Pathophysiological insights in sickle cell disease

Abstract

The first coherent pathophysiological scheme for sickle cell disease (SCD) emerged in the sixties-seventies based on an extremely detailed description of the molecular mechanism by which HbS in its deoxy-form polymerises and forms long fibres within the red blood cell that deform it and make it fragile. This scheme explains the haemolytic anaemia, and the mechanistic aspects of the vaso-occlusive crises (VOCs), but, even though it constitutes the basic mechanism of the disease, it does not account for the processes that actually trigger VOCs. This paper reviews recent data which imply: red blood cell dehydration, its abnormal adhesion properties to the endothelium, the participation of inflammatory phenomenon and of a global activation of all the cells present in the vessel, and finally, abnormalities of the vascular tone and of nitric oxide metabolism. These data altogether have shed a new light on the pathophysiology of the first molecular disease i.e. sickle cell disease.

Fig. 1

Basic pathophysiological mechanism of sickle cell disease: the polymerization of deoxy-HbS. The replacement of a glutamic acid by a valine residue at position 6 in the β-globin polypeptide chain characterizes the abnormal haemoglobin of SCD: HbS. At low oxygen pressure, deoxy-HbS polymerises and gets organised in long polymer fibres that deform, stiffen, and weaken the red blood cell (not shown). This process represents the basic mechanisms leading to haemolytic anaemia and to vaso-occlusive events in the microcirculation. [Source: Modified from Labie and Elion32].

Fig. 2

Membrane alterations in the sickle red blood cell. Formation of the deoxy-HbS polymer fibres triggers a whole series of changes of the red blood cell membrane. Ion channels are affected and their dysfunction is responsible for a cellular dehydration which, in a vicious circle, favours deoxy-HbS polymerization.

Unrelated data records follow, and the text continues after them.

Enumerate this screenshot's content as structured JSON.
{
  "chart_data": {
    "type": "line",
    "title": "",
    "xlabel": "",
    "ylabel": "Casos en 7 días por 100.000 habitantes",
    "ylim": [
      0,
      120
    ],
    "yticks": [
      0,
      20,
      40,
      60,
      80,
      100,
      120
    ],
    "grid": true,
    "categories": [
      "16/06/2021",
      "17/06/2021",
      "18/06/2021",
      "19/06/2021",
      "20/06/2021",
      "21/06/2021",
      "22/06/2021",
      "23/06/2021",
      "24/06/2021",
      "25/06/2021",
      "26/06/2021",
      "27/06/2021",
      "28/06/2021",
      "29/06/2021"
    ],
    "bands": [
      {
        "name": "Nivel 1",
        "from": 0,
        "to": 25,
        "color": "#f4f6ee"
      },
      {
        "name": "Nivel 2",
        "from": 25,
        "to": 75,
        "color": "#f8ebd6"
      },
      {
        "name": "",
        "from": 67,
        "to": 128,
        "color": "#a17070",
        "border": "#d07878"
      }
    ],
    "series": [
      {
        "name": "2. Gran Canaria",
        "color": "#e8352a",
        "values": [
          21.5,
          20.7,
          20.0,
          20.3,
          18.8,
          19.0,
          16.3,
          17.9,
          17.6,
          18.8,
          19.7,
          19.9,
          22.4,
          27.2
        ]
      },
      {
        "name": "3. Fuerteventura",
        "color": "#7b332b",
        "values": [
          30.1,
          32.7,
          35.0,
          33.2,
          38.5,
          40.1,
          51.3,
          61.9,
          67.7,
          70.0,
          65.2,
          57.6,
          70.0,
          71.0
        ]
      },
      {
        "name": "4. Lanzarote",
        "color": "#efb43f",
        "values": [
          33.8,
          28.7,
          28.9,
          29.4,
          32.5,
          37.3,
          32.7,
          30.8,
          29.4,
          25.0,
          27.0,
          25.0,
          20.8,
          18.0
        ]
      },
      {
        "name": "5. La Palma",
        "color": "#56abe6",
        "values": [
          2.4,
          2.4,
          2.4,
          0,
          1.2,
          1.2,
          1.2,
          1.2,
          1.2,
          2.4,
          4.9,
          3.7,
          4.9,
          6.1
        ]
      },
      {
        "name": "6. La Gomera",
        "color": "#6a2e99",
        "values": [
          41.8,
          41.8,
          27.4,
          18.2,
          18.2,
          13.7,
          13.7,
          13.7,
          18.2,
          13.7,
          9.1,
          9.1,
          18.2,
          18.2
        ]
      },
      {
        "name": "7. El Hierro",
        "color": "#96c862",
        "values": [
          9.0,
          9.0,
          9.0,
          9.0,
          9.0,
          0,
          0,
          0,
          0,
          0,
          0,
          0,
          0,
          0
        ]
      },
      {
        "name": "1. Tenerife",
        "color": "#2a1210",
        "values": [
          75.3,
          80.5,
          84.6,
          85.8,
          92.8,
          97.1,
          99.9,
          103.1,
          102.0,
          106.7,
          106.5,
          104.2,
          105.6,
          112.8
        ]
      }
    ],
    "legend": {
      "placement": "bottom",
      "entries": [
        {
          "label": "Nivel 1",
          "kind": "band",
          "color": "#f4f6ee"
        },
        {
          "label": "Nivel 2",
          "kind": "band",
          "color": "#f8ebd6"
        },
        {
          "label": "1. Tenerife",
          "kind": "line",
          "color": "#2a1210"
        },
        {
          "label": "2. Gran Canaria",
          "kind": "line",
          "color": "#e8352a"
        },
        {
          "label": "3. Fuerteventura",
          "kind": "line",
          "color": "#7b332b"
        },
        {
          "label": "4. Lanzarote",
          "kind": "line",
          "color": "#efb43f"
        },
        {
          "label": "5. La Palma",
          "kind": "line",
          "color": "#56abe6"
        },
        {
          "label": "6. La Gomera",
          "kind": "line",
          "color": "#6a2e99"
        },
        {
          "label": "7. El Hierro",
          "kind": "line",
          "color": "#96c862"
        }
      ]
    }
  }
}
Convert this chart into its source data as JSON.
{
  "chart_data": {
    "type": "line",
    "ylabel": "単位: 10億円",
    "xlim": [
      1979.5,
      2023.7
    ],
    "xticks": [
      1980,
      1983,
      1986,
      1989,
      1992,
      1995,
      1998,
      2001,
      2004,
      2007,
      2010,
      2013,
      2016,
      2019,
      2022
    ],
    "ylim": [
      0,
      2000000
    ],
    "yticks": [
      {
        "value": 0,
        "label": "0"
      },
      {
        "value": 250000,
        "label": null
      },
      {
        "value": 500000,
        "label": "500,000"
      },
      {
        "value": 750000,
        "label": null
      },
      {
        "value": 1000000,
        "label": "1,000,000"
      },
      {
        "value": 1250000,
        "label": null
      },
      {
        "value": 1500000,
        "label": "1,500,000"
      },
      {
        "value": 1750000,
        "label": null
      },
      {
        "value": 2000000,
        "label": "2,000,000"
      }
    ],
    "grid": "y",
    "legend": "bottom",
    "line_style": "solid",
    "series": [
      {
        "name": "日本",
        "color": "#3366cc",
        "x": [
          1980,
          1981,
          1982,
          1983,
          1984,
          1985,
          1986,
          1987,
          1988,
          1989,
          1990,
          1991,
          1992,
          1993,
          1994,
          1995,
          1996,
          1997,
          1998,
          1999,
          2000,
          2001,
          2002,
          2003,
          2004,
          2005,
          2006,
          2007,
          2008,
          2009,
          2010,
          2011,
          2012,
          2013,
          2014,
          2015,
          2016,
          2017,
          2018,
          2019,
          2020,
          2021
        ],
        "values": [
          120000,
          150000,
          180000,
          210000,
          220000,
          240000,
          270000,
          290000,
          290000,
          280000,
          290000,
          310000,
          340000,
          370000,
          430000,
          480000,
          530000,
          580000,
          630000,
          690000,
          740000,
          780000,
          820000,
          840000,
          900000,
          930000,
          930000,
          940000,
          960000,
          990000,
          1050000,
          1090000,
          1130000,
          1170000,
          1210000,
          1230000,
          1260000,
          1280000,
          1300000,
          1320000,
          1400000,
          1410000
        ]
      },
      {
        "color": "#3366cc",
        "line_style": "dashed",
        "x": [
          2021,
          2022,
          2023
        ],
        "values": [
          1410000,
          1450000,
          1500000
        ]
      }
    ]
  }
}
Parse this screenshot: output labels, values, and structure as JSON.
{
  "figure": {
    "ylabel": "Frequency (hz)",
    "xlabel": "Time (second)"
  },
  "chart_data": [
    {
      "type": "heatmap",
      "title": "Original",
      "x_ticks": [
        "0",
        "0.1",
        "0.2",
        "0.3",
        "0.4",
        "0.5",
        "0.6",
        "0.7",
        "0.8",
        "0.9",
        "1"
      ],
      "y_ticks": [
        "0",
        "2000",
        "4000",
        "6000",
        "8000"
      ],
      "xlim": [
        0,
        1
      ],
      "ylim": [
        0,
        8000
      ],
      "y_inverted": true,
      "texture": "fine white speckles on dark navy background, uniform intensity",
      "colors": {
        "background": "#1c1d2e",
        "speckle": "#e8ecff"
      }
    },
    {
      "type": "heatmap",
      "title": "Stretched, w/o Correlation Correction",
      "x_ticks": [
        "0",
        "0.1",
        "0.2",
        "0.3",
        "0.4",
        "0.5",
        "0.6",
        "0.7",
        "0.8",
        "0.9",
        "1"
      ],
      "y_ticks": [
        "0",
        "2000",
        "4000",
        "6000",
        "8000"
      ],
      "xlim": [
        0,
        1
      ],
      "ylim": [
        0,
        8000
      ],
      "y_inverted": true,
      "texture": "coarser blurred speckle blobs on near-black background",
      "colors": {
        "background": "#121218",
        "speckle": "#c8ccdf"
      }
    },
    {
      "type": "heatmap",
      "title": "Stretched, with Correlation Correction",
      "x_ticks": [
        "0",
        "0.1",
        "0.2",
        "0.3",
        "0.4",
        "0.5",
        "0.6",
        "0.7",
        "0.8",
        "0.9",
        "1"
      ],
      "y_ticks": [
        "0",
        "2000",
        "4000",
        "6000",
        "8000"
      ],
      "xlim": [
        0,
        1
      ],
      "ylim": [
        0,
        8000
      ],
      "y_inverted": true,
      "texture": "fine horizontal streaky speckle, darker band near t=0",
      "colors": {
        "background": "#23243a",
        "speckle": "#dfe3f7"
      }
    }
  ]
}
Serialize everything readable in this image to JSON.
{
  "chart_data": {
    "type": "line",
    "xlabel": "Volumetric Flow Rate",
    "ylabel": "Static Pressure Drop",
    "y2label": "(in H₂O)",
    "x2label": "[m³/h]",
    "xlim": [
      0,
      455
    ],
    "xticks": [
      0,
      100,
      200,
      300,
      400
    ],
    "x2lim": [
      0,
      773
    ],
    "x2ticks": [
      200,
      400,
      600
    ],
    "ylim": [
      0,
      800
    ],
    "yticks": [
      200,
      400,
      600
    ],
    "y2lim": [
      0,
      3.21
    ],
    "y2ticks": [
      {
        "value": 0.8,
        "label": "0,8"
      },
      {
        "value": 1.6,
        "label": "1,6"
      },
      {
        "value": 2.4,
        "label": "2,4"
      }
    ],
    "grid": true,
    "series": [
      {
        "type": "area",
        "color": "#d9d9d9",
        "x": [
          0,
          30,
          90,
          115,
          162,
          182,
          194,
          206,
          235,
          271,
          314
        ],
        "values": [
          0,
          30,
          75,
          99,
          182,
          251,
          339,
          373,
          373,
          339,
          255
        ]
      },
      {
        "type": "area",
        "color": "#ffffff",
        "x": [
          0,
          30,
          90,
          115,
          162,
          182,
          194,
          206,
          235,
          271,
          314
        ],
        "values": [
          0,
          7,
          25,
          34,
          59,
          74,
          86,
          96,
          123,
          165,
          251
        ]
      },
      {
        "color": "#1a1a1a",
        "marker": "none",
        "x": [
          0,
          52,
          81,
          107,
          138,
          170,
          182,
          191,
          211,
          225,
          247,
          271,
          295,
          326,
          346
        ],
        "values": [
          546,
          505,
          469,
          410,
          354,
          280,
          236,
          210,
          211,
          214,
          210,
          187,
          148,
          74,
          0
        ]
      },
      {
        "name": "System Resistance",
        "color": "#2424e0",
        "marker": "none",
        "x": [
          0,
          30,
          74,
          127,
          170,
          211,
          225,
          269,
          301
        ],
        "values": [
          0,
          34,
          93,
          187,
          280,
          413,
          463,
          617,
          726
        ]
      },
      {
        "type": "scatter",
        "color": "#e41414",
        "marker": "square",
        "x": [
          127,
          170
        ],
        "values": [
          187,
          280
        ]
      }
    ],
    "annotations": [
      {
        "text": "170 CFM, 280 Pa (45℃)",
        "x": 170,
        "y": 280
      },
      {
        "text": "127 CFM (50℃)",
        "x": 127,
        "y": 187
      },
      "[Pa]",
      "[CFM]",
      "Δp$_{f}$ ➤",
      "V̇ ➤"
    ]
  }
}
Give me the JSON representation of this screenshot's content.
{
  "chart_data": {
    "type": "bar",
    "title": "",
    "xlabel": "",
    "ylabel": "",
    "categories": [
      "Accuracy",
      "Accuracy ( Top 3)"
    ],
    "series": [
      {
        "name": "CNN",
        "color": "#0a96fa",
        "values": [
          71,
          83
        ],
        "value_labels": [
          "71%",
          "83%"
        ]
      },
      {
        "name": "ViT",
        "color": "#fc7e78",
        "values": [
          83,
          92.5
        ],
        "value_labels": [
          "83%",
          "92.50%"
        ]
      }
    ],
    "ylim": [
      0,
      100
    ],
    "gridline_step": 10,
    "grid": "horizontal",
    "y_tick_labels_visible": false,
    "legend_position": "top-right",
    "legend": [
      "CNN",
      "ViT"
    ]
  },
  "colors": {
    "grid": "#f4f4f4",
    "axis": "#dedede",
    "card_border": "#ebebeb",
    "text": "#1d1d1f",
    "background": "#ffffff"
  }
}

Hemichromes are released and lead, in particular, to the formation of protein band 3 aggregates on which anti-band 3 IgGs accumulate. The liberation of heme and Fe³⁺ favours an oxidizing microenvironment. Exposure of anionic phosphatidylserines at the external side of the membrane creates a procoagulant surface. Finally, microparticles are released. [Source: Modified and completed from Elion and Labie33].

Fig. 3

Adhesion of sickle red blood cells to the endothelium and cell activation. Simplified scheme of the main interactions involved in the abnormal adhesion of the sickle red blood cells to the endothelium. Locally, endothelial damage exposes sub-endothelial structures that also participate to the adhesion process. Some adhesion proteins are activated by extracellular stimuli. It is the case of the basal cell adhesion molecule (Lutheran blood group) (Lu/BCAM) that expresses its adhesion properties only when phosphorylated via the protein kinase A-dependent (PKA) pathway when the red blood cell is activated by epinephrine. 2-AR, type 2 adrenergic receptor; Fn, fibronectin; TSP, thrombospondin; Ln, laminin; α4β1, α4β1 integrin (or VLA-4). [Source: Modified from Elion et al34].